Vois-tu que les intérêts sont différents, par exemple, d’un endroit à l’autre sur la planète? Est-ce que les jeux de devinettes sont plus populaires ici qu’en France ou que les jeux de planche sont plus prisés en Europe qu’ici? On observe certains traits culturels, oui, c’est certain. Assez souvent, quand on publie un jeu au Scorpion Masqué, on arrive à prévoir si les ventes seront proportionnellement équilibrées entre la France et le Québec ou si, au contraire, il va mieux performer sur un marché. Par exemple, les jeux d’improvisation connaissent généralement un meilleur résultat en Europe. En Allemagne, on trouvera très rarement des jeux où on peut « attaquer » un autre joueur, lui nuire directement.

Parlant d’Europe, au moment où on se parle, l’un de tes jeux, Zombie Kidz Évolution, se retrouve parmi les finalistes pour l’As d’or – Jeu de l’année en France, dans la catégorie « enfants ». C’est une bien belle fleur, ça, non? Mais sûrement pas la première nomination que tu reçois, dis-moi? Nous avons reçu de nombreuses nominations au Québec et à l’international et gagné plusieurs prix, notamment pour les jeux Decrypto, Chasse aux monstres et Qui paire gagne. Nous aimerions bien remporter l’As d’or (France), pour la reconnaissance, et aussi le Spiel des Jahres (Allemagne), qui assure des ventes de plus de 200 000 exemplaires! Mais j’ai appris qu’il ne faut pas faire des jeux formatés pour gagner des prix. Il faut faire des bons jeux, point. Le reste suivra.

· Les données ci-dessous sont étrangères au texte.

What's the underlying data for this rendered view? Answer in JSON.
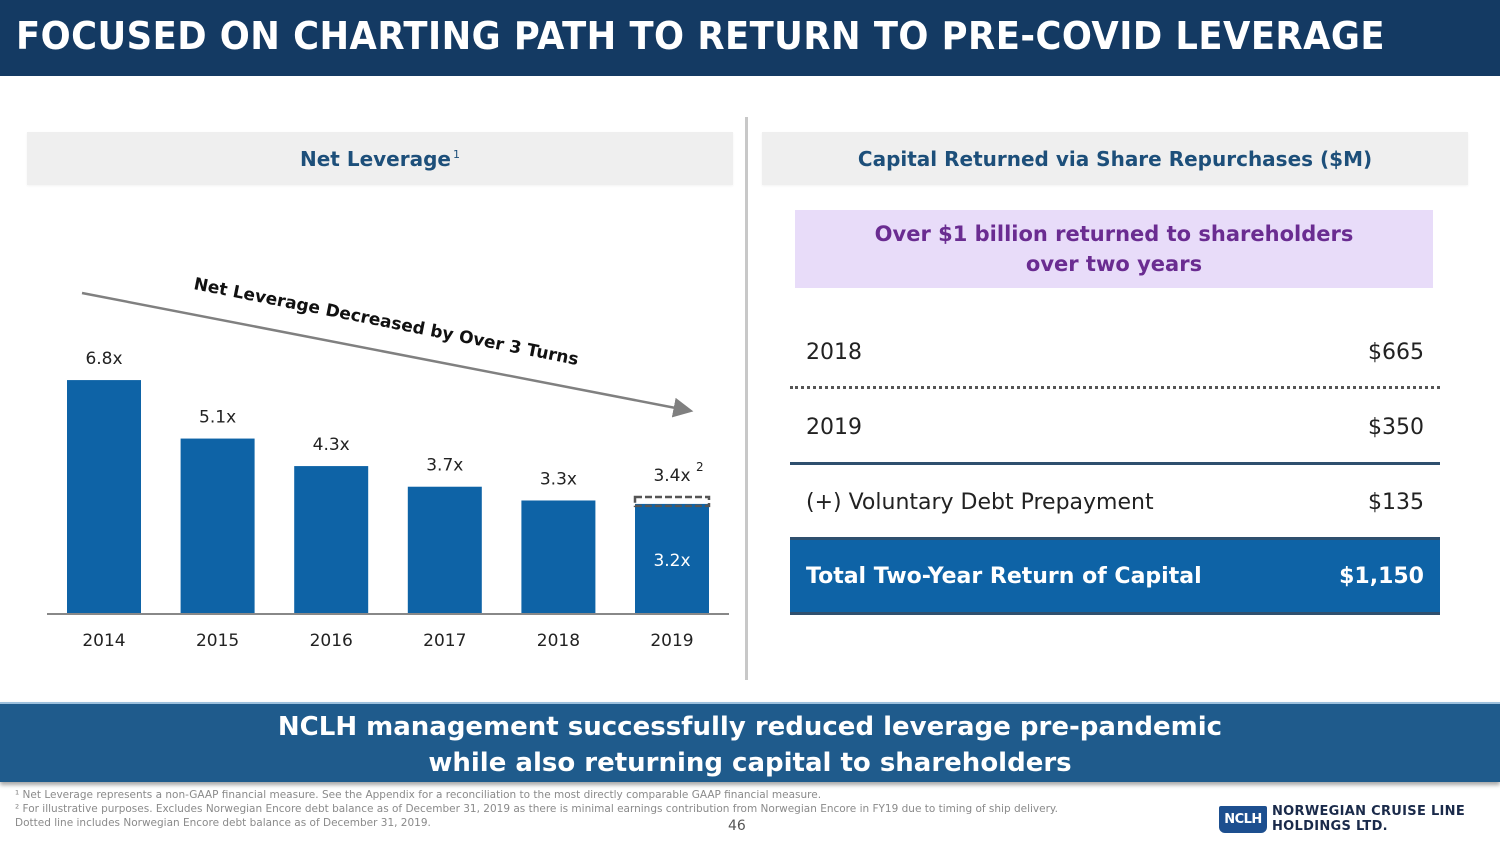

Un des trucs disons qui fait un peu pas mal votre popularité, c’est que vous souhaitez que les règlements s’expliquent et se comprennent en moyenne en 30 secondes. Pourquoi est-ce à ce point important pour vous? J’ai un peu menti… Pour être honnête, il faut parfois jusqu’à deux minutes pour expliquer nos jeux! (Rires) Comme tu vois, j’aime les jeux simples. Ça ne signifie pas nécessairement simpliste! J’aime les jeux qui font des « ponts » entre les générations, les cultures, les joueurs occasionnels et expérimentés. Pour rejoindre tout le monde, il faut des jeux faciles d’accès. Par contre, étant moi-même amateur de jeux plus « costauds », je cherche à satisfaire ce goût.

Sinon, comment crois-tu que les jeux de Scorpion Masqué se démarquent des autres sur le marché? Nous avons déjà mentionné la facilité d’accès et la puissance de l’émotion. J’ajouterais la surprise et l’originalité. Quand tu joues à un jeu Scorpion Masqué, tu vis une expérience unique. C’est un exercice difficile de sortir des sentiers battus tout en demeurant facile d’accès, mais j’aime relever ce défi.

Qu’est-ce qui s’en vient pour ton entreprise en 2019? Lancerez-vous d’autres perles rares au cours des prochains mois? Nous lançons L’Agent Jean – Le jeu. Si vous avez vu un enfant entre 7 et 12 dans les 10 dernières années, vous avez sans doute entendu parler de cette bande dessinée qui bat tous les records de ventes au Québec!